Septembre 2009
L’occupation majeure de ce peuple est de survivre.
L’occupation de ses terres en fait un enfer depuis soixante ans.
Il est six heures. Des grondements persistants ébranlent la maison. Nous sommes au Boulevard Botinelly, le long des voies ferrées qui ne véhiculent aucun convoi de marchandise ni aucun train en direction de Saint Charles. Nous ouvrons les fenêtres et remarquons que le jour se lève à peine. A Marseille, nous aimons ces moments privilégiés pendant lesquels se cachent encore les flèches brûlantes du soleil d’été.
Mais là, dans la bande de Paca, ce sont les bulldozers qui réveillent le Boulevard. Un, deux, trois, quatre, cinq, six, sept, tous ont tourné à l’angle du Boulevard de la Blancarde pour enfiler le nôtre en montant. Les chenilles gigantesques ruinent le goudron pour pivoter. Les machines présentent leur grande gueule ouverte qui pourrait transporter une lourde camionnette comme une botte de paille. Personne ne semble les piloter. C’est un destructeur anonyme.
De l’autre côté du Boulevard, progressent à pas lents tout un groupe de jeunes résistants pacifistes dont les banderoles sont leur seule arme. Ils chantent en provençal ce qui nous paraît être la traduction de l’internationale. Quarante tonnes à l’arrêt, moteur au ralentit mais crachant un feu épais et noir de colère, devant une première rangée de jeunes marseillais assis sur la chaussée, tous vêtus de blanc, sur fond de mots bleus accrochés à la banderole qui suit. « Nous voulons la paix. L’occupation est injuste. La destruction des biens et des personnes et un crime contre l’humanité. »
Depuis longtemps, les voitures ne circulent plus dans la bande de Paca, excepté celles des privilégiés qui ont tous les droits. Aussi, le Boulevard paraît très large quand on regarde du côté des manifestants. Mais les bulldozers sont si énormes qu’ils occupent plus de la moitié de la chaussée. Je remarquai cela quand je pris dans le nez une grosse bouffée d’échappement montée jusqu’à l’étage, qui m’obligeait à refermer la fenêtre. Puis j’ai vu, en dégageant les voilages, les machines pivoter toutes ensembles sur un quart de tour et lancer leur moteur de toute sa puissance. Sans effort, elles se sont avancées contre les murs de chaque maison, bien sagement alignées sur le trottoir, et les ont éventrées franchement. Vacarme, poussière, hurlements ne peuvent ici trouver les mots qui feraient leur description.
Les machines, de concert, ont reculé sur cinq mètres. Une manifestante s’est précipitée, les bras en croix, pour se placer entre une maison et son destructeur anonyme. Il m’a semblé la voir debout très longtemps, défiant l’immonde puissance de destruction. Mais la scène n’aura duré que quelques secondes. Les bulls ont repris leur progression dans l’horreur des gravas et l’enfer de l’effondrement. Une maison sur deux fut détruite en quatre manœuvres.

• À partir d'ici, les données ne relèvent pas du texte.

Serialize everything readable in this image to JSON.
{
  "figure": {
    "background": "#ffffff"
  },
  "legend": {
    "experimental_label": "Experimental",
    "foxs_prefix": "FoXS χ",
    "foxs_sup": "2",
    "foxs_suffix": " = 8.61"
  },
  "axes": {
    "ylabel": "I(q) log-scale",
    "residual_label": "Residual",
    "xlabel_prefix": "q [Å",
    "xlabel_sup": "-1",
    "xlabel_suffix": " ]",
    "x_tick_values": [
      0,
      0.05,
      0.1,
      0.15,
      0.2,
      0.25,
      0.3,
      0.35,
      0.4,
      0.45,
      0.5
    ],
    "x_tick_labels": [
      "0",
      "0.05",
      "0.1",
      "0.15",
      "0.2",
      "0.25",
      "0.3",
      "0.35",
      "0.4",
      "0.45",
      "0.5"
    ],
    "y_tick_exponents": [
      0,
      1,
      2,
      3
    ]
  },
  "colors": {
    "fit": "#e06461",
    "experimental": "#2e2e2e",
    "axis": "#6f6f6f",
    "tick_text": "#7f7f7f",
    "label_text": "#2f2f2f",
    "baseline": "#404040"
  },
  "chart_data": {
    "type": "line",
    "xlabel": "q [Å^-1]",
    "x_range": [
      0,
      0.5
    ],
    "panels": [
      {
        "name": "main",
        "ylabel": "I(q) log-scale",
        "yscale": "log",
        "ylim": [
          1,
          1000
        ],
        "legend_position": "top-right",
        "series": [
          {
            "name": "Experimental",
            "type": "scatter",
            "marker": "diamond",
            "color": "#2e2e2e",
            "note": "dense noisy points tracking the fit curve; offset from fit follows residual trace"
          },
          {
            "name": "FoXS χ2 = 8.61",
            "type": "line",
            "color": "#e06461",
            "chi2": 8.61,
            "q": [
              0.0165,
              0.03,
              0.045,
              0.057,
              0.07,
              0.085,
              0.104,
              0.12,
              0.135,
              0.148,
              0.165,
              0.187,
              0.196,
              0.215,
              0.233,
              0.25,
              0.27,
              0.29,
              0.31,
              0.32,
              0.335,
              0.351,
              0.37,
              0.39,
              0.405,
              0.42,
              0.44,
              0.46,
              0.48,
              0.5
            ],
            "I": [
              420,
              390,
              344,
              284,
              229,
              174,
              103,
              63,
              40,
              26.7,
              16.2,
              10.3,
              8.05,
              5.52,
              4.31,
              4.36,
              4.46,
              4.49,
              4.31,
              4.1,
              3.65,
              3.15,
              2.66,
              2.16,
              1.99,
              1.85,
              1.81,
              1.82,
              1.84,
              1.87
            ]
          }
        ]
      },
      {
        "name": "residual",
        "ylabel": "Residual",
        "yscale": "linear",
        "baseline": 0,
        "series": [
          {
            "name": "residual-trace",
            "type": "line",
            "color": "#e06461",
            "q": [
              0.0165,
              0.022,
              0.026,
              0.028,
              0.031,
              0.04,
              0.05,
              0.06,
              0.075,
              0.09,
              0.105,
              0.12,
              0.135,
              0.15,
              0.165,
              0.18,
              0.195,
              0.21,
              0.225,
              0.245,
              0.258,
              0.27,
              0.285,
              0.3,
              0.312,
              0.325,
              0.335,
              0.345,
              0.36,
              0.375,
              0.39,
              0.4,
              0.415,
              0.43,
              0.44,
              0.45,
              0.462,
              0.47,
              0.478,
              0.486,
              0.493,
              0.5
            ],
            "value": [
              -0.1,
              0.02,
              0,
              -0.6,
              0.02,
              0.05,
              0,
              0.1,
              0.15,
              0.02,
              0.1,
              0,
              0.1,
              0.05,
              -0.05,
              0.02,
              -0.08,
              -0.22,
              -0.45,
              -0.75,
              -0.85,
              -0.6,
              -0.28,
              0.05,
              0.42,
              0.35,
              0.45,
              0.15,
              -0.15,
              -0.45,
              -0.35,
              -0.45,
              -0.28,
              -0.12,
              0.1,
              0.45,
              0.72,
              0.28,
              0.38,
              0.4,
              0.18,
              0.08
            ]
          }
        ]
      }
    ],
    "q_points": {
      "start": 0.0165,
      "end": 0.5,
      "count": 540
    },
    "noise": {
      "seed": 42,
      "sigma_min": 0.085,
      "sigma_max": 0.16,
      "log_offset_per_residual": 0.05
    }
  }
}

A la cinquième charge, les machines ont escaladé les ruines jusqu’au fond des petits jardins où elles ont pivoté encore en ravageant les sols, et firent le même exploit sur leur chemin de retour.
Tétanisé sous ma table, je les ai entendus repartir, comme si de rien était. Ma maison fut épargnée. Pourquoi la mienne ? Pourquoi les autres ? A qui le prochain tour ? Quel mal ont-ils fait ?

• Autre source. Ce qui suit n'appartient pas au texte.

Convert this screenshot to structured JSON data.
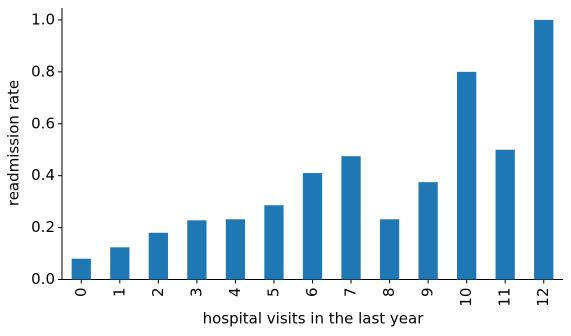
{
  "chart_data": {
    "type": "bar",
    "xlabel": "hospital visits in the last year",
    "ylabel": "readmission rate",
    "categories": [
      "0",
      "1",
      "2",
      "3",
      "4",
      "5",
      "6",
      "7",
      "8",
      "9",
      "10",
      "11",
      "12"
    ],
    "values": [
      0.08,
      0.124,
      0.18,
      0.228,
      0.232,
      0.286,
      0.41,
      0.475,
      0.232,
      0.375,
      0.8,
      0.5,
      1.0
    ],
    "color": "#1f77b4",
    "ylim": [
      0,
      1.046
    ],
    "yticks": [
      {
        "value": 0,
        "label": "0.0"
      },
      {
        "value": 0.2,
        "label": "0.2"
      },
      {
        "value": 0.4,
        "label": "0.4"
      },
      {
        "value": 0.6,
        "label": "0.6"
      },
      {
        "value": 0.8,
        "label": "0.8"
      },
      {
        "value": 1.0,
        "label": "1.0"
      }
    ],
    "grid": false
  }
}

Je suis sorti, avec les miens, juste pour vérifier notre impuissance devant cette scène d’apocalypse. La stupeur séchait nos larmes. Un silence effrayant nous laissait entendre que les décombres seraient des tombes. Les manifestants étaient occupés à retrouver leur respiration. Les poussières retombaient lentement. Les premiers rayons du soleil n’ont vu que ce qui était fini, l’expression forte du droit préventif de la légitime défense. C’est ce qu’indiquera le porte-parole de l’armée d’occupation en précisant qu’il y avait sûrement des terroristes qui projetaient un attentat sur les voies, sur France Invest, la radio collabo.